Lincoln UTC is a University Technical College in Lincoln, England which opened in 2014 and specialises in science and engineering. The school is sponsored by the Baker Dearing Educational Trust.

==History==
The founding principal was Dr. Rona Mackenzie. She left the UTC after three and a half years, in January 2017 and was replaced by Mr Paul Batterbury. John Morrison was appointed as Paul Batterbury's successor in September 2017. Stuart Hamer is the current Principal of Lincoln UTC, appointed in September 2024.
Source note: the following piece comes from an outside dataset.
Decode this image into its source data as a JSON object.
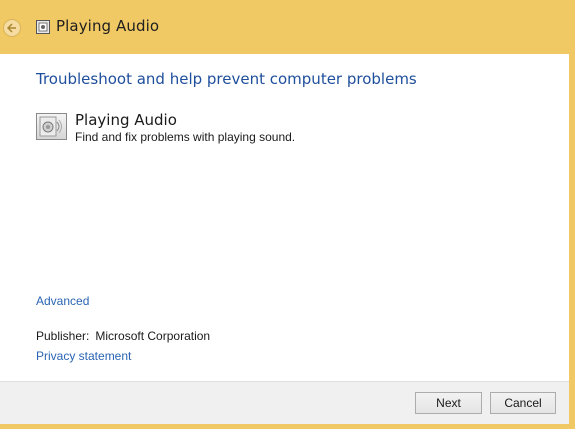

For 2014-15 the UTC was located in Chad Varah House on Wordsworth Street. In September 2015 the UTC moved to a permanent site at the Greestone Centre on Lindum Road. The former girls school and Grade II-listed building underwent a £7.5 million investment and refurbishment, which included the construction of a science and engineering block. The build took eighteen months contractors including Willmott Dixon led by architects JR Roberts.
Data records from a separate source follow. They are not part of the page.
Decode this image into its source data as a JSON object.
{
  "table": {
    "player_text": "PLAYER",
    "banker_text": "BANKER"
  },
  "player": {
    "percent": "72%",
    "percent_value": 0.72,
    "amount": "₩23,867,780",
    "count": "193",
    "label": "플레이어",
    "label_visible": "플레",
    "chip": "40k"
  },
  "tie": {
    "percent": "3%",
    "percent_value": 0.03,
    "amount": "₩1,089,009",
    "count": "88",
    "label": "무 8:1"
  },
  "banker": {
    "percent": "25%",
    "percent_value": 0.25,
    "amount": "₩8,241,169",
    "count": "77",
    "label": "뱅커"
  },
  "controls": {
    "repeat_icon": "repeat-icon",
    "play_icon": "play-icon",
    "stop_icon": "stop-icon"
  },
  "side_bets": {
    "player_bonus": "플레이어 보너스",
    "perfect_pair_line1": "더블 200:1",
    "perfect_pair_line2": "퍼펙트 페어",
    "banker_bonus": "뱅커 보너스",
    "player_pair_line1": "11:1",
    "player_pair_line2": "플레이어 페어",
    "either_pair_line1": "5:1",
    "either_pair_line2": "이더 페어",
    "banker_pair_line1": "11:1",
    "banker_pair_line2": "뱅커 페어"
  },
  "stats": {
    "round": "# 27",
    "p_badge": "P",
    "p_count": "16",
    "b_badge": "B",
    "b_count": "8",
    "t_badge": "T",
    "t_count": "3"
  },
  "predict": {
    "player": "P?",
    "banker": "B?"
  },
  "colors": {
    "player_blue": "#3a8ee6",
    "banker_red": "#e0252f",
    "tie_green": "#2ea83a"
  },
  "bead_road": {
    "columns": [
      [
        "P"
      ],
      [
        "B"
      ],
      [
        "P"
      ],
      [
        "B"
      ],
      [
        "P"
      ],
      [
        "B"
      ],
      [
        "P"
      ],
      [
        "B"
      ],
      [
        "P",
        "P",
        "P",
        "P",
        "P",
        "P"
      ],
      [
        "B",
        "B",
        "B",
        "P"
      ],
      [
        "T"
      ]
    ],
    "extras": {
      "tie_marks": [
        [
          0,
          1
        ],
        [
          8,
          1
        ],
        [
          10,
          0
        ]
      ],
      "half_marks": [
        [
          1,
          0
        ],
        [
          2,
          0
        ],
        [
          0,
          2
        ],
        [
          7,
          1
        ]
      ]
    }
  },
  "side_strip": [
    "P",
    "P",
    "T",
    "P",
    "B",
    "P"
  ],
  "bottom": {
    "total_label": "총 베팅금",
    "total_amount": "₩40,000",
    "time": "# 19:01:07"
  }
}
In 2022, Lincoln UTC were recognised for their excellent teaching and support staff in the Lincolnshire Education Excellence Awards: Mr Chung, a Mathematics and English teacher at the UTC since 2018, won the Teacher of the Year Award; Mr Coy won Assistant Teacher of the Year Award; Mr Morrison was nominated for the Headteacher of the Year Award.

==Curriculum==
At Key Stage 4, the students study Two GCSE equivalent specialism a restricted set of GCSE: missing are any languages or any humanities.
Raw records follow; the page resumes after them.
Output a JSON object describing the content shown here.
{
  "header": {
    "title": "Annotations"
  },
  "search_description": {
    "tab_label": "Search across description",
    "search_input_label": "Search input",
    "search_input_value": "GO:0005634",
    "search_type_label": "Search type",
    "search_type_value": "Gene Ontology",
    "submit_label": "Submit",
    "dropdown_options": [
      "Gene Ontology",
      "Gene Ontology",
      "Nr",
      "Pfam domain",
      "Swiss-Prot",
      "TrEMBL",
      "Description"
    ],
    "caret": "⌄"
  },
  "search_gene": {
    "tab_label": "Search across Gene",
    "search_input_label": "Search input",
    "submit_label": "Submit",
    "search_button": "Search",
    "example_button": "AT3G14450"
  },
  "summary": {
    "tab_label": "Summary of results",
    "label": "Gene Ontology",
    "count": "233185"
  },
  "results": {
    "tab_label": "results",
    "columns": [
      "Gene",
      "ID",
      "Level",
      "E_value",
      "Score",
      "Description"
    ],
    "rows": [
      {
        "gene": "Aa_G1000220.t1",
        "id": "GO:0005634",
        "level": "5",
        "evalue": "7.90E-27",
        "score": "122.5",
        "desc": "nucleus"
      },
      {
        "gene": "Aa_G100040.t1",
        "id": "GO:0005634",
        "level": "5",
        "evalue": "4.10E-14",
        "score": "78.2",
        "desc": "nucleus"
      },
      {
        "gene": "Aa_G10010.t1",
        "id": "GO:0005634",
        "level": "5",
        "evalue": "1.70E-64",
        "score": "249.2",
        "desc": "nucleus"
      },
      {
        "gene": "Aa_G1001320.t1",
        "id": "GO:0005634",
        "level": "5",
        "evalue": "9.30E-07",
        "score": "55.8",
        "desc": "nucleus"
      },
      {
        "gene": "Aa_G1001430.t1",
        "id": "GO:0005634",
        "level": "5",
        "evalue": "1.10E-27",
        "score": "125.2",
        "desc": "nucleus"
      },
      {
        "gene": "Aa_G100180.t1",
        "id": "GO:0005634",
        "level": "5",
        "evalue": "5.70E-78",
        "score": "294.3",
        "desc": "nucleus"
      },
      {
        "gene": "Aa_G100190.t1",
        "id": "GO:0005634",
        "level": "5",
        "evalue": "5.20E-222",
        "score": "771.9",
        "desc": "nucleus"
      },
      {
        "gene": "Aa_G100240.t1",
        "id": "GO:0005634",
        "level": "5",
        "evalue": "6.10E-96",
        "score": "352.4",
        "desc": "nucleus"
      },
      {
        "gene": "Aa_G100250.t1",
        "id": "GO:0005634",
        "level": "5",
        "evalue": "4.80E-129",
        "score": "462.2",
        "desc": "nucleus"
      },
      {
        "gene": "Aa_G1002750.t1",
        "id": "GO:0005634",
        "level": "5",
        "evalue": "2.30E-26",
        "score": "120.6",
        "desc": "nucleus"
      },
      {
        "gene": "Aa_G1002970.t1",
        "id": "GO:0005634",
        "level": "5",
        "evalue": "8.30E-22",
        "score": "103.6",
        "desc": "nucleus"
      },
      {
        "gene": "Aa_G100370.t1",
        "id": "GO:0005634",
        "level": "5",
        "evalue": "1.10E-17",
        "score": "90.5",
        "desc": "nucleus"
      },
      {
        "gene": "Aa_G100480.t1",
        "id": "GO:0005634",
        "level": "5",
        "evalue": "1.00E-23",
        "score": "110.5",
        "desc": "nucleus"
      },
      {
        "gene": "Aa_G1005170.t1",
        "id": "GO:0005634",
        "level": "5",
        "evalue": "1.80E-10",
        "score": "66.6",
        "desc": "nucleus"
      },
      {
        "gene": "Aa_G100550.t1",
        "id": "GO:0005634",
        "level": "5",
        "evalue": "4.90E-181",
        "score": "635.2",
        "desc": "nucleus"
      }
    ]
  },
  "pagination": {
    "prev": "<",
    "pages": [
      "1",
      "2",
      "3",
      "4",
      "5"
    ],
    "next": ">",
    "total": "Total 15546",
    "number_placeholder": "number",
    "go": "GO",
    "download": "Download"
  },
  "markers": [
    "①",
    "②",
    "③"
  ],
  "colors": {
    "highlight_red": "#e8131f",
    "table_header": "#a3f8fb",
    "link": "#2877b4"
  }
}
The Lincoln UTC offer a variety of A-Level, BTEC and T-Level courses for post-16 students; the curriculum looks to expand into new subjects in the next few years.

==Campus and facilities==
There are six science laboratories and eight engineering workshops. Scientific equipment available includes autoclaves, spectrometers, electrophoresis devices, spectrophotometers, laser cutters, milling machines, 3D printers and DNA extraction tools.

==Sponsors==
The UTC's principal partners are Siemens, the University of Lincoln and Lincoln College. With other partners including Branston, RAF, North Kesteven District Council, Great Plains, Cummins, RWE, Eminox, Luxus, James Dawson and Morgan Tucker.